Simon reçoit Eilish. « Il soulève ses mains de la table et les regarde, puis les pose à nouveau et lève les yeux. Peut-être, dit-il, vous devriez penser à vivre au Canada. » Áine est prête à payer le réseau de passeurs qui permettrait à sa sœur de quitter l’enfer irlandais, mais Eilish ne peut s’y résoudre. Qui s’occupera de son papa ? Qui accueillera Larry, qui accueillera Mark, parti pour le maquis, le jour où ils reviendront ?

Eilish a un objectif : « Ce que je fais, c’est garder cette famille unie parce qu’en ce moment, c’est la chose la plus difficile à faire dans un monde qui semble conçu pour nous déchirer. » Elle est emportée avec Molly, Bradley et Ben dans le torrent d’une histoire cauchemardesque, bientôt avec Molly et Ben seulement. Que faire ? Quand sera-ce le moment de se joindre au flux des fugitifs qui se ruent pieds nus sur les routes de l’exil, au péril de leur vie ?

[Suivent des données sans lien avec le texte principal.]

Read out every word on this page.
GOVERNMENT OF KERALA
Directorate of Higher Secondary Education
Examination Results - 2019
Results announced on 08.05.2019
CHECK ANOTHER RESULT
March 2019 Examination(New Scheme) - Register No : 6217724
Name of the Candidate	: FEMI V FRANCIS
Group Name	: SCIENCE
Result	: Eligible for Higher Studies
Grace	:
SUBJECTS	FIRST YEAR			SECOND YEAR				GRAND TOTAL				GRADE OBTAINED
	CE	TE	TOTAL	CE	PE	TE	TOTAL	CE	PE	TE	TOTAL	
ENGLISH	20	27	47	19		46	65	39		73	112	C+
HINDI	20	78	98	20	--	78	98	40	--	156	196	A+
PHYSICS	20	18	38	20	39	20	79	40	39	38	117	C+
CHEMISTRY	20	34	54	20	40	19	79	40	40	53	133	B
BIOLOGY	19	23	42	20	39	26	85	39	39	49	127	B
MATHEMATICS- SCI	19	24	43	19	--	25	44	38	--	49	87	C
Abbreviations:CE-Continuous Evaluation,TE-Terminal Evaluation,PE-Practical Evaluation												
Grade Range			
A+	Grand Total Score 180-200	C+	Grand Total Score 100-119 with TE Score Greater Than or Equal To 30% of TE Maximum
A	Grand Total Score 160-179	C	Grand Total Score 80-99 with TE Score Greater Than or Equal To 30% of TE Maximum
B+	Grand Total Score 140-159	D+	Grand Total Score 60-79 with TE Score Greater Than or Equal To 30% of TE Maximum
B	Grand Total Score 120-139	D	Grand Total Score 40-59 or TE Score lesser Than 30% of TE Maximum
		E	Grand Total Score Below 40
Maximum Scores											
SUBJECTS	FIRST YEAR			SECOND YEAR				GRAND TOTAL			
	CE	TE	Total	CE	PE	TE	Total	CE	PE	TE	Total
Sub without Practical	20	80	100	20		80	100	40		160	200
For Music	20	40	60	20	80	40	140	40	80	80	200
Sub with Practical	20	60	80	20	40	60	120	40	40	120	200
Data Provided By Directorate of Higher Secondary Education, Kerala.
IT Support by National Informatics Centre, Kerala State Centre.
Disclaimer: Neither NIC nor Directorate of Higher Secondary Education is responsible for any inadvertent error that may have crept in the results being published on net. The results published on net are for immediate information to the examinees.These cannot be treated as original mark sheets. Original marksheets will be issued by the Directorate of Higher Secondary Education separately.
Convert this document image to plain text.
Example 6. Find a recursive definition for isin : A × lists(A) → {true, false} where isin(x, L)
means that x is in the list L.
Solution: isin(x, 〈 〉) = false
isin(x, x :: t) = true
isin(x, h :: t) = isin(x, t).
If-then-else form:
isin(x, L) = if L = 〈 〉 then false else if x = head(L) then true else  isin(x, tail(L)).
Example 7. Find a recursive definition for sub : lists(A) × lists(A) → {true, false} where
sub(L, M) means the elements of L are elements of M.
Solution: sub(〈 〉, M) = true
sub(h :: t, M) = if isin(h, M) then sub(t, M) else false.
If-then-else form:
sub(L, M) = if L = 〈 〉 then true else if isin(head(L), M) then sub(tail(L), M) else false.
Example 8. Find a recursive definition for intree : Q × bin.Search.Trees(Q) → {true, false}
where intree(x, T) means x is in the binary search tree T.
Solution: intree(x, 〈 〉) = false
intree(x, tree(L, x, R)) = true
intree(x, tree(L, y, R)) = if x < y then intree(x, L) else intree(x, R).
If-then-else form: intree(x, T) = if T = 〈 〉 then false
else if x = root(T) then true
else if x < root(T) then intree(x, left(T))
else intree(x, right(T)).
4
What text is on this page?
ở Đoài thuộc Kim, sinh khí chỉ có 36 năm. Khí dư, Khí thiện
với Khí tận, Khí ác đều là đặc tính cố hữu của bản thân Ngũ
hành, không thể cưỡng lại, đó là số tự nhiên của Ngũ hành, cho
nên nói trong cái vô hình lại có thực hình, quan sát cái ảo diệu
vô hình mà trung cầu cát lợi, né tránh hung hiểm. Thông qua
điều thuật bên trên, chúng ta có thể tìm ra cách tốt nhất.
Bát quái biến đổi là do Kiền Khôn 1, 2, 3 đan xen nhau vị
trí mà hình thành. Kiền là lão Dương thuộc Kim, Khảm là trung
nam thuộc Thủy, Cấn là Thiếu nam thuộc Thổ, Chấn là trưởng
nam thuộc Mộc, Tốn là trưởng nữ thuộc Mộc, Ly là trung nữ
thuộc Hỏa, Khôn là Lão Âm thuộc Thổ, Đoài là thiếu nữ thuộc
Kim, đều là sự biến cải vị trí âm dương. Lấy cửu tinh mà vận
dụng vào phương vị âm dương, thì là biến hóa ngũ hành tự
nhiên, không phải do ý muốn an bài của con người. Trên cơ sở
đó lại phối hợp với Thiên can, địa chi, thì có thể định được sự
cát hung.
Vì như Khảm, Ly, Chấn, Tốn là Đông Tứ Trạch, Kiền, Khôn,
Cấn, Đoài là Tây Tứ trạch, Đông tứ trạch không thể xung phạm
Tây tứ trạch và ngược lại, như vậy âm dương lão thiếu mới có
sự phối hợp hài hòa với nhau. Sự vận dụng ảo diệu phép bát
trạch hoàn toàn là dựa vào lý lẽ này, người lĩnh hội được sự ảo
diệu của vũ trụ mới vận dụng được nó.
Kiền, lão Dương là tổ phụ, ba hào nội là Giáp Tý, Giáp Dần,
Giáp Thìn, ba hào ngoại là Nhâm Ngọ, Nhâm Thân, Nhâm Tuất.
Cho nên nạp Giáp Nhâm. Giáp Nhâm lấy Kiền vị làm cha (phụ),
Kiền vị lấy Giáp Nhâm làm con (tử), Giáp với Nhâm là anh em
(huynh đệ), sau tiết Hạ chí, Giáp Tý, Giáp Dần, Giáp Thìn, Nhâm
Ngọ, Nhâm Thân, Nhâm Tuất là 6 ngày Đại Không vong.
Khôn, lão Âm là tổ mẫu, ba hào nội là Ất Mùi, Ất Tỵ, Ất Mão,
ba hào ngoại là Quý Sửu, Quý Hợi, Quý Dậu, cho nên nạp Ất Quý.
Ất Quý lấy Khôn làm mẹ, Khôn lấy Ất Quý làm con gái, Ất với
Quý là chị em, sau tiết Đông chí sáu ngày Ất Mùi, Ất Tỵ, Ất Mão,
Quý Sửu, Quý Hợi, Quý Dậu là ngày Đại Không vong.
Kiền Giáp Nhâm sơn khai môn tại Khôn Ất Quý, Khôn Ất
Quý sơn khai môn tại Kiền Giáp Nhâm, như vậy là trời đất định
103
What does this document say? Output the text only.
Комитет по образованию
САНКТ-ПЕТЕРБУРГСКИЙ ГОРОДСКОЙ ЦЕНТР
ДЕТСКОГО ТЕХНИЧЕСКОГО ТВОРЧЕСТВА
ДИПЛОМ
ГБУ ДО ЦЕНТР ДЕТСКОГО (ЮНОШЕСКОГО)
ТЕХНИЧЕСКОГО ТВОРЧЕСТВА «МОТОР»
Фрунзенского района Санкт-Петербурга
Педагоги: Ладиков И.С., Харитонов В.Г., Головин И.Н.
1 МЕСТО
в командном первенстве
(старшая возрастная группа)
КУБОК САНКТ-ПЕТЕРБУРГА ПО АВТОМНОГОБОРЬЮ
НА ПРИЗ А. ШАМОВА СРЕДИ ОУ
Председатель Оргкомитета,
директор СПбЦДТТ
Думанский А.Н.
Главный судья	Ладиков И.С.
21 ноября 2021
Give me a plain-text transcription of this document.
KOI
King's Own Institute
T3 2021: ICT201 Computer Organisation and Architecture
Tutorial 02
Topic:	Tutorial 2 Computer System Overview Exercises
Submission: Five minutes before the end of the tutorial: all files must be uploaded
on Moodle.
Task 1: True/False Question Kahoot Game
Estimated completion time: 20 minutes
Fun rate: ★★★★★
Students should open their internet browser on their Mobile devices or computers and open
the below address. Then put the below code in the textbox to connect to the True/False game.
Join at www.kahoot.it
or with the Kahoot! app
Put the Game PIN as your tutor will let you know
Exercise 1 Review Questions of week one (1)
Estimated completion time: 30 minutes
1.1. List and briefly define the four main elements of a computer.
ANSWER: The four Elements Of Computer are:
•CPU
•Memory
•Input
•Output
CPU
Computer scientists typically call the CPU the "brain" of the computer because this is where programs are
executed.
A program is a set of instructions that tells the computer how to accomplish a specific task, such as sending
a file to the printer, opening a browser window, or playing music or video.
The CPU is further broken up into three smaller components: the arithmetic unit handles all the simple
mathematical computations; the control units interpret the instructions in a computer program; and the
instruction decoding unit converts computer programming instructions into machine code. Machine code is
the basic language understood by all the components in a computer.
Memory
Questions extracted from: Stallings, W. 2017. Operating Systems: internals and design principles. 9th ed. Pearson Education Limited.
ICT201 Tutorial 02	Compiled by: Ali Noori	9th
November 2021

Le roman de Paul Lynch saisit le lecteur à la gorge, du début à la fin. Les paragraphes dans lesquels Eilish affronte ses enfants adolescents sont poignants. Elle ne cesse de leur mentir, de leur affirmer que tout va bien se passer. « Les mensonges grandissent de plus en plus dans sa bouche. Elle voit à quel point un seul mensonge dit à un enfant est un scandale. »
Face à son fils Mark : « elle le voit maintenant âgé de presque dix-sept ans, avec le sang corrompu par la rage et une sauvagerie silencieuse. »

Elle confie Ben à la garde de Molly, alors qu’elle tente de franchir les barrages pour faire des courses. Dans les yeux de sa fille, la peur accumulée fait place à un regard de force lorsqu’elle accepte de ramener Ben à la maison. « Elle la voit debout dans la poussière, hors du temps. Elle sait que ce qu’elle voit dans les yeux de sa fille est l’instant où elle devient adulte ».
Bailey reçoit un éclat d’obus dans la colonne vertébrale. Eilish l’accompagne dans un minibus improbable jusqu’à un hôpital d’adultes, le seul qui pourrait l’opérer. Bailey, lui aussi, disparait aux mains du régime. C’est à la morgue qu’elle devra caresser son visage.
Le destin d’Eilish se résume à une chose : « être un vaisseau dans lequel elle emporte les enfants loin des ténèbres. » Un destin d’héroïne dans les temps obscurs. Le titre du roman est inspiré de la chanson « the prophet’s song » du groupe Queen, enregistré en 1975 : « Oh, oh, peuples de la terre, écoutez l’avertissement du prophète, il dit attention à l’orage qui se prépare ici ».